Harel Brigade Fighters Heritage: Keeping the Palmach legacy alive

Of all the fighters of the Independence war, only three men are still with us: David Levin, Avraham Savir (Stashevsky) and Shmuel Lalkin, all in their mid-90s

THE GROUP: (front row, left to right) Eliezer Ben-Ami, responsible for making the hand grenade that blew up Barasani and Feinstein; Shmuel Lalkin; and David Levin. (Back row) Eilat Lieber, director of the Tower of David Museum, and Yonni Amir, head of the Harel Association. (photo credit: ILANA SILVERMAN RICHTER)
THE GROUP: (front row, left to right) Eliezer Ben-Ami, responsible for making the hand grenade that blew up Barasani and Feinstein; Shmuel Lalkin; and David Levin. (Back row) Eilat Lieber, director of the Tower of David Museum, and Yonni Amir, head of the Harel Association.
(photo credit: ILANA SILVERMAN RICHTER)
The rain, the wind and biting cold painted the Old City’s walls gray and made its pavement slippery – but it required much more than that to stop the group of Independence War veterans and their families from meeting up, this time as free men, in the prison where the British kept them for years.
Last Friday morning, the Tower of David Museum and the Museum of Underground Prisoners saluted the Palmach fighters from the Harel-Palmach Brigade who were captured by the British and imprisoned.
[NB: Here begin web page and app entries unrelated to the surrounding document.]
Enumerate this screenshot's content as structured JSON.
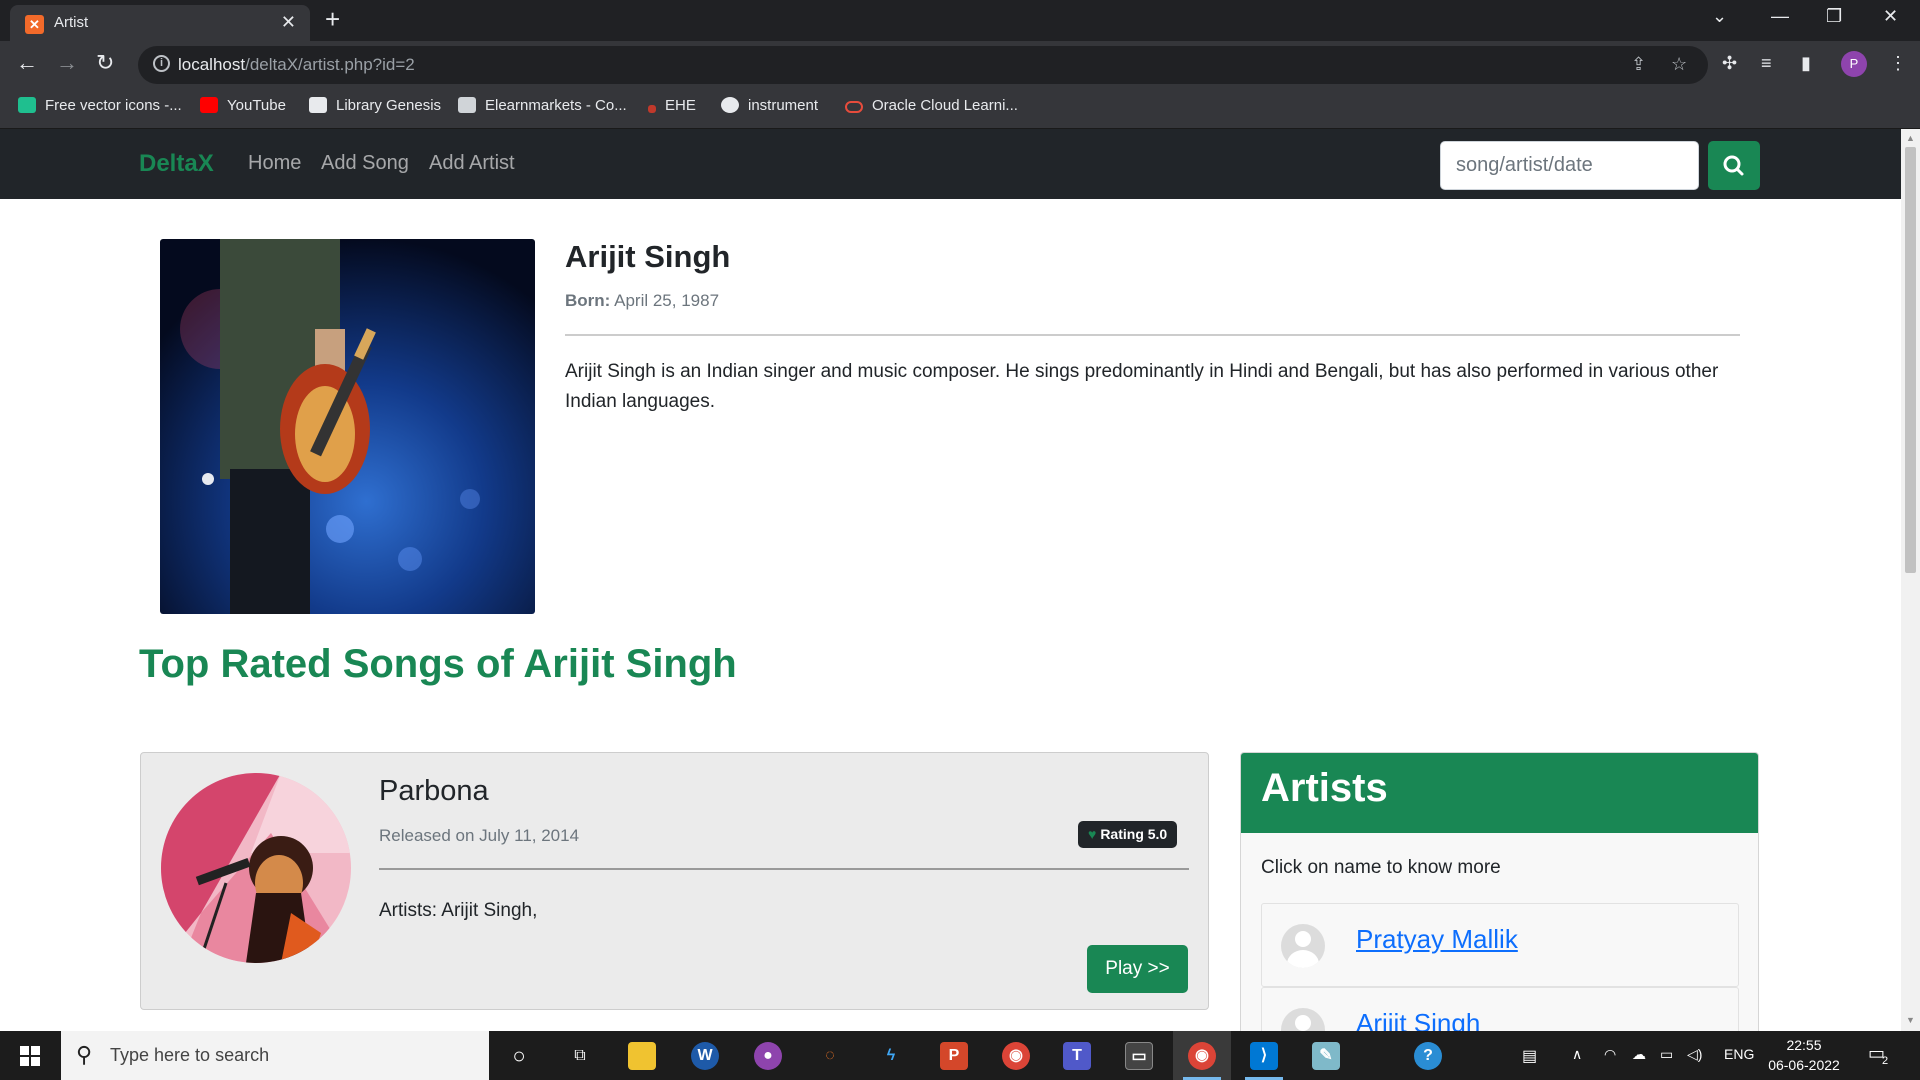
{
  "browser": {
    "tab_title": "Artist",
    "url_host": "localhost",
    "url_path": "/deltaX/artist.php?id=2",
    "profile_initial": "P",
    "bookmarks": [
      "Free vector icons -...",
      "YouTube",
      "Library Genesis",
      "Elearnmarkets - Co...",
      "EHE",
      "instrument",
      "Oracle Cloud Learni..."
    ]
  },
  "app": {
    "brand": "DeltaX",
    "nav": [
      "Home",
      "Add Song",
      "Add Artist"
    ],
    "search_placeholder": "song/artist/date"
  },
  "artist": {
    "name": "Arijit Singh",
    "born_label": "Born:",
    "born_date": "April 25, 1987",
    "bio": "Arijit Singh is an Indian singer and music composer. He sings predominantly in Hindi and Bengali, but has also performed in various other Indian languages."
  },
  "top_rated_heading": "Top Rated Songs of Arijit Singh",
  "songs": [
    {
      "title": "Parbona",
      "released": "Released on July 11, 2014",
      "rating": "Rating 5.0",
      "artists": "Artists: Arijit Singh,",
      "play_label": "Play >>"
    }
  ],
  "artists_panel": {
    "title": "Artists",
    "subtitle": "Click on name to know more",
    "items": [
      "Pratyay Mallik",
      "Arijit Singh"
    ]
  },
  "taskbar": {
    "search_placeholder": "Type here to search",
    "lang": "ENG",
    "time": "22:55",
    "date": "06-06-2022",
    "notification_count": "2"
  },
  "colors": {
    "accent_green": "#198754",
    "navbar_dark": "#212529",
    "link_blue": "#0d6efd"
  }
}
Three of them, led by Yoni Amir, the son of Daniel Amir (Katz) who was a fighter and a mortar battalion and today the living spirit behind the association of these veterans, were able to come to remember. They are still passionate about their own history and the events they were part of.
Of all the fighters of the Independence war, only three men are still with us: David Levin, Avraham Savir (Stashevsky) and Shmuel Lalkin, all in their mid-90s. The tour began at the Kishle, in the Tower of David Museum, and continued with a visit to the Central Prison in the Russian Compound, where the prisoners were incarcerated after their trial. There, in Room 23 where they resided, they met and again encountered many the prison facilities that played roles in their imprisoned lives: solitary confinement cells, workshops, exercise yards, etc.
The nonprofit Harel Brigade Fighters Heritage organization, which preserves the legacy of the brigade from 1948 to today through the Facebook group “Friends of Harel Brigade Fighters Heritage organization,” arranges heritage tours and other activities like this one. The organization was founded in the 1980s by Uri Ben-Ari z”l and other commanders of the Harel Brigade from the Six Day War, with the purpose of remembering and passing on the heritage of the fighters and fallen of the brigade, and preserving their memories. Uri Ben-Ari himself was a company commander in the 4th Battalion, Haportzim, of the Palmach-Harel Brigade in the battles of the War of Independence in the area of the road to Jerusalem, and afterward commanded the Harel Brigade as a reservist in the Six Day War.
Amir’s recounting of the details of the story of his own father and of all the fighters of the brigade who accomplished the right thing at the right time culminated in a moving encounter. David Levin, from the Harel Brigade and also a prisoner of the British in those days, arrived last at the gathering and was welcomed by Shmuel Eliezer Ben-Ami. Ben Ami was not a member of the Harel Brigade, but a fighter of “Lehi” known to be the one who prepared the grenades hidden in oranges used by Lehi and Etzel fighters, Moshe Barazani and Meir Feinstein who took their own lives, prior to being taken to the gallows. Ben-Ami went to hug Levin, and the two men remained close together for a while, smiling at each other.
When Ben Ami came back to sit by his daughter, he told her, obviously very touched, “He just told me that he loves me, do you understand?”
There was indeed a sense of emotional sharing among these veterans and their close relatives there – something that took them all far beyond the ancient and obsolete disagreements of the past between the different armed groups who fought for the creation of the State of Israel. Levin was right; 71 years after that war, after their incarceration and shared struggle, they were free to just love each other.